Giusto e doveroso, accorato e sincero l’omaggio dei grandi della Terra al Santo Padre.

Resterà nella storia l’immagine di Trump e Zelensky, seduti, in modo del tutto semplice ed informale, l’uno di fronte all’altro nella Basilica di San Pietro. Come fossero capitati lì per caso e non piuttosto per un indecifrabile disegno della Provvidenza, forse l’ultimo dono concesso a Papa Francesco di affidare al mondo in fiamme che ha lasciato.

Un’immagine suggestiva, d’altri tempi, di sapore medioevale, carica di un altissimo valore simbolico, in cui si coglie un tacito messaggio al mondo contemporaneo, un ammonimento ed un’invocazione di pace.

Così una seconda immagine: la mano di Macron, quasi protettiva, sulla spalla di Zelensky, nel colloquio dei due con Starmer e Trump. Un colloquio estemporaneo, ma che avviene lì, sotto il Cupolone, e da lì trae una forza che non avrebbe avuto altrove. Come se l’Occidente potesse ricomporsi e fasciare le ferite che gli sono state inferte.

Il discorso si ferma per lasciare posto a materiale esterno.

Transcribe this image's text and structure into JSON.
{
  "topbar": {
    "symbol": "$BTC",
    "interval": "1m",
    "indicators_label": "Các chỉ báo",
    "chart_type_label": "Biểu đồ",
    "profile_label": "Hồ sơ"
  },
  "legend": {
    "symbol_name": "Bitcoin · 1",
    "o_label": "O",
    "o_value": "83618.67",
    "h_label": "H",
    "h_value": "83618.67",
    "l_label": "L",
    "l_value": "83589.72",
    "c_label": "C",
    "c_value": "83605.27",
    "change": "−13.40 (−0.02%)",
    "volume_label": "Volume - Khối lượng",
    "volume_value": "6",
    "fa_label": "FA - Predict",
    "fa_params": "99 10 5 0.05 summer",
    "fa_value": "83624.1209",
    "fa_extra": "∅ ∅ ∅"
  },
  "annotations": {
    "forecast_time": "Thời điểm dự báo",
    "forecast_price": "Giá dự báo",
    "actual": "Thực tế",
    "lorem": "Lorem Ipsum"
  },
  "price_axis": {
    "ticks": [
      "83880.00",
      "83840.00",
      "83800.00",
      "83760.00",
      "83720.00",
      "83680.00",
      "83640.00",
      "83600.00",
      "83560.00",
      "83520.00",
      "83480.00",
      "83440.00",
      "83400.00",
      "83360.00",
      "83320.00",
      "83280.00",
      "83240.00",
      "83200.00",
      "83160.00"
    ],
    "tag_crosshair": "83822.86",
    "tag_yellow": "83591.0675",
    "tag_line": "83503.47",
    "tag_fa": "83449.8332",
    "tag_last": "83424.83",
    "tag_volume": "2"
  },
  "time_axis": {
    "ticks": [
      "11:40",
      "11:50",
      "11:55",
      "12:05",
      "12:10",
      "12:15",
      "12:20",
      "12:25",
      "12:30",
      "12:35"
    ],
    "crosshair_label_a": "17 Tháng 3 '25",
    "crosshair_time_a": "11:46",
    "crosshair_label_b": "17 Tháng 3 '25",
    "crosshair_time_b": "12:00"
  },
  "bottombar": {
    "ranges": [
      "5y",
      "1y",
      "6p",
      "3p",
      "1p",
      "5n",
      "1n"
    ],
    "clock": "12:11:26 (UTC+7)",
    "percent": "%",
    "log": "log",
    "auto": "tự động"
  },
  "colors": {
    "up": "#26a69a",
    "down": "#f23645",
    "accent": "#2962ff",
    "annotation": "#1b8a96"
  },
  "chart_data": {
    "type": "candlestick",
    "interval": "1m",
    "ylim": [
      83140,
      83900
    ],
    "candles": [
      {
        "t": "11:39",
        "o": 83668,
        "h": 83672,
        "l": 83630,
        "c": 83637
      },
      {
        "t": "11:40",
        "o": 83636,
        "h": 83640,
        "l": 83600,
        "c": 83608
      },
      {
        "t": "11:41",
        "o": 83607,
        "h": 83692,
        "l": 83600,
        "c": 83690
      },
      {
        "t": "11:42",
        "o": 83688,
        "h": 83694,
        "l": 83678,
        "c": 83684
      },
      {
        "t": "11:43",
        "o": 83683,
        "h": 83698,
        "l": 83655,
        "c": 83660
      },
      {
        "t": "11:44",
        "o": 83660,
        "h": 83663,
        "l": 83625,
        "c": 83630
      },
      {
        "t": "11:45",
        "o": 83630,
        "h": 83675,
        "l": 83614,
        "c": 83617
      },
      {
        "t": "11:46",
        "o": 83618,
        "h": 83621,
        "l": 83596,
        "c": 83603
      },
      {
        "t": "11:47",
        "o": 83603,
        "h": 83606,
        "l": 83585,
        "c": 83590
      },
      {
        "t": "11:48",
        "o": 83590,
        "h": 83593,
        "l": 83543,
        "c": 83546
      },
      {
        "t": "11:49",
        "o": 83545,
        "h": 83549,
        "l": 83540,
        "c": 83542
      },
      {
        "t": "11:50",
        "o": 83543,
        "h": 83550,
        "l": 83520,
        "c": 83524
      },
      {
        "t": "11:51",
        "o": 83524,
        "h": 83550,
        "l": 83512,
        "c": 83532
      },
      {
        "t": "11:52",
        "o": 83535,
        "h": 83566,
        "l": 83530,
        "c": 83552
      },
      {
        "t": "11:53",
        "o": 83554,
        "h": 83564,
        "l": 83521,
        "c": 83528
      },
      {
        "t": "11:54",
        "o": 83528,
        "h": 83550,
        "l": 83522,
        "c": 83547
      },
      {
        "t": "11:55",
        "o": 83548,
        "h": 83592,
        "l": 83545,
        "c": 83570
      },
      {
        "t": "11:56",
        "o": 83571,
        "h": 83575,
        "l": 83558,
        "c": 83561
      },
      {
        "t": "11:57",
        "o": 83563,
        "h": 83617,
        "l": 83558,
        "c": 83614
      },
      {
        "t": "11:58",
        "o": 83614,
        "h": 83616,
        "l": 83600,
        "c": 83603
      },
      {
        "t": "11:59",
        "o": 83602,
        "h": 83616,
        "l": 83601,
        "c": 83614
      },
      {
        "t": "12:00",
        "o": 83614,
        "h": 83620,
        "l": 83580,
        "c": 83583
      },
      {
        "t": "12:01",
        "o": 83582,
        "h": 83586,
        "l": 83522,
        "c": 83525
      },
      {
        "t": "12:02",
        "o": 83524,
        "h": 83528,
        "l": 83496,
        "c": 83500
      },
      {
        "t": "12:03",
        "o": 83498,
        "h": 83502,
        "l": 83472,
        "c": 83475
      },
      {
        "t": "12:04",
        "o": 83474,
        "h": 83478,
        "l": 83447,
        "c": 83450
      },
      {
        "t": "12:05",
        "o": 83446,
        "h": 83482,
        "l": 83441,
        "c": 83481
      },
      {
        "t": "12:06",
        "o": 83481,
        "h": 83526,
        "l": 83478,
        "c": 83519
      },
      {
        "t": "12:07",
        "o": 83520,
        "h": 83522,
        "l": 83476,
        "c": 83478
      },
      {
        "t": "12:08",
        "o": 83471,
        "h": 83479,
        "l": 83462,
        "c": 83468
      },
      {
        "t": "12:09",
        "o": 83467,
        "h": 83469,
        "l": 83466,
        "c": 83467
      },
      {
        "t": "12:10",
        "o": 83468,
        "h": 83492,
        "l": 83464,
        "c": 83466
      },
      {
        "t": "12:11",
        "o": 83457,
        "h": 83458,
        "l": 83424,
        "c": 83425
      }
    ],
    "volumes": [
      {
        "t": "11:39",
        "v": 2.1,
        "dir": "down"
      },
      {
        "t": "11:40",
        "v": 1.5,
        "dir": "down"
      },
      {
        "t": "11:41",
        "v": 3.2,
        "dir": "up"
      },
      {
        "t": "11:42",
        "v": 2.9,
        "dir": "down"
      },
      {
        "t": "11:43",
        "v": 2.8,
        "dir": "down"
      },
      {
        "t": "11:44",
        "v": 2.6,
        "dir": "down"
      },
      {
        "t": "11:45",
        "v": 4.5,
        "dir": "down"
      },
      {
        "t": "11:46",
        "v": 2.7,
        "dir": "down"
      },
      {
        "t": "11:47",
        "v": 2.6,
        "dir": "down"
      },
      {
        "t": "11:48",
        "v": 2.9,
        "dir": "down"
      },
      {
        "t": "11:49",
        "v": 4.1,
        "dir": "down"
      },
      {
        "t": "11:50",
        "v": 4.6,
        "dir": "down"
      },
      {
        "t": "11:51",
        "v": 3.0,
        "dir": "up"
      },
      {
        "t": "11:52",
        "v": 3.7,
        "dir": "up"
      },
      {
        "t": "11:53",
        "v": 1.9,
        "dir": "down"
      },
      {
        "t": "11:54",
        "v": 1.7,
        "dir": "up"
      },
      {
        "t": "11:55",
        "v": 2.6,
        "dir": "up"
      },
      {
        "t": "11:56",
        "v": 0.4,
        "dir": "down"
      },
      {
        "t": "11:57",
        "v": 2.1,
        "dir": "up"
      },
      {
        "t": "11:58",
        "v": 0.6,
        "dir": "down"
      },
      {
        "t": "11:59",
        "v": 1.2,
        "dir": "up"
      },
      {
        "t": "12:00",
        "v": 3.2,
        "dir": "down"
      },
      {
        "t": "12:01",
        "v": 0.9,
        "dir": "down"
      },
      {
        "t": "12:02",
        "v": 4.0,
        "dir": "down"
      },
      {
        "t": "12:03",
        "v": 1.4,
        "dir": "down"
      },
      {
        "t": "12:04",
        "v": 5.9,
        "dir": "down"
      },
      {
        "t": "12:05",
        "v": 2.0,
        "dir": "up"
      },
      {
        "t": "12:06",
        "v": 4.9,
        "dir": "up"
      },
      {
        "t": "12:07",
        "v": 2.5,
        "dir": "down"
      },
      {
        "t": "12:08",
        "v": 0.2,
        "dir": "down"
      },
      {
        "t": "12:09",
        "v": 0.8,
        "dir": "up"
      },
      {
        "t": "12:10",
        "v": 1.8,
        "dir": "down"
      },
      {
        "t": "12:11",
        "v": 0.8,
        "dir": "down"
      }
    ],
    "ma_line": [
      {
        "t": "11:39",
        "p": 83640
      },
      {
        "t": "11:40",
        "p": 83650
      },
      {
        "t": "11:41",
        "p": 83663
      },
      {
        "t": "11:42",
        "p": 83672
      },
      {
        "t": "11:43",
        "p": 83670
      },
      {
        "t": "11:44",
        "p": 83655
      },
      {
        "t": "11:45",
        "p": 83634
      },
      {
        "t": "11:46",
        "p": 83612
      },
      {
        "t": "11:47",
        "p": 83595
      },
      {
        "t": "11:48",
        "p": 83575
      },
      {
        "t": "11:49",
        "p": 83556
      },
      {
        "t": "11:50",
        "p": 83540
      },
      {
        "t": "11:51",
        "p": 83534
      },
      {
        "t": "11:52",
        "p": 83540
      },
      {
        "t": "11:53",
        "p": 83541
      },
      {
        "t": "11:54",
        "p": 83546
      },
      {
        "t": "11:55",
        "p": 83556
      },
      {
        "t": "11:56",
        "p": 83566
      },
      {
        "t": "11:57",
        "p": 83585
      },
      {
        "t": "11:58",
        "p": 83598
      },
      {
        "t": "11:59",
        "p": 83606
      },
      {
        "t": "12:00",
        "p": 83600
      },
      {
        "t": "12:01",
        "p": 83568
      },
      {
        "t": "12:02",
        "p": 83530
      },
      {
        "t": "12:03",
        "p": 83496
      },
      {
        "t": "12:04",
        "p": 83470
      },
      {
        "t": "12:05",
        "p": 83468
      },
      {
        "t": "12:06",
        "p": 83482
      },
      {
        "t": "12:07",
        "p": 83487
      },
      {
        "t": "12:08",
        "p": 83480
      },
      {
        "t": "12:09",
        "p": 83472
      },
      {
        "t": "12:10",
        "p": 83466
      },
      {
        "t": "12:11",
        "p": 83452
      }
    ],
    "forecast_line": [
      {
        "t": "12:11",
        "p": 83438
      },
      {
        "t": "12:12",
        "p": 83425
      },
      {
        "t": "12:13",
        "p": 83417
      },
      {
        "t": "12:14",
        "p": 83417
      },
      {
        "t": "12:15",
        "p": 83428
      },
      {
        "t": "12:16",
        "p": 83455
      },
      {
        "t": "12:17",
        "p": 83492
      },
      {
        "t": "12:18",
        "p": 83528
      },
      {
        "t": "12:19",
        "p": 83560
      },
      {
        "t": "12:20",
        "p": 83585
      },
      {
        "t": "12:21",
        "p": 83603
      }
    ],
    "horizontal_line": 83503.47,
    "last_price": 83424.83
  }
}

E tutto avviene qui, nel cuore della cristianità. Nell’abbraccio del Colonnato. Non nello Studio Ovale, non all’Eliseo, non a Downing Street, tanto meno a Palazzo Chigi. L’Impero ed il Papato. I potenti della terra ed il potere spirituale e morale, ad un tempo, civile ed anche, in senso alto, politico della Chiesa di Cristo.

Ancora non sappiamo quali saranno o meno i frutti di pace di questa giornata storica, che, in ogni caso, mantiene la sua irripetibile dimensione “profetica”. Ma è stato soprattutto il popolo – senza distinzione di fede, credenti e non credenti – a riconoscere nella figura di Papa Francesco, la missione universale della Chiesa. Perché, infine, di questo si tratta, anche quando il momento di aggregazione più immediato di tanta pietà popolare è rappresentato dalla commozione che suscita il calore umano di questo o di quel grande Pontefice.

C’è una domanda di salvezza, spesso inconsapevole, ma viva ed insopprimibile, che preme nella coscienza dei molti che, al di là del momento emotivo, trovano nella Chiesa Cattolica – e non altrove – l’approdo che vanno faticosamente cercando. È come se anche i grandi, gli uomini più potenti della Terra, pur rivestiti dell’autorevolezza istituzionale che loro compete, siano stati ricondotti alla comune misura di una umanità ferita e dolente. Perennemente alla ricerca – e la pace ne rappresenta l’immagine più emblematica – di quel senso compiuto delle cose del mondo e della vita in cui prende forma il suo destino. Secondo una dimensione che vive nella storia di tutti i giorni eppure trascende ogni particolare contingenza.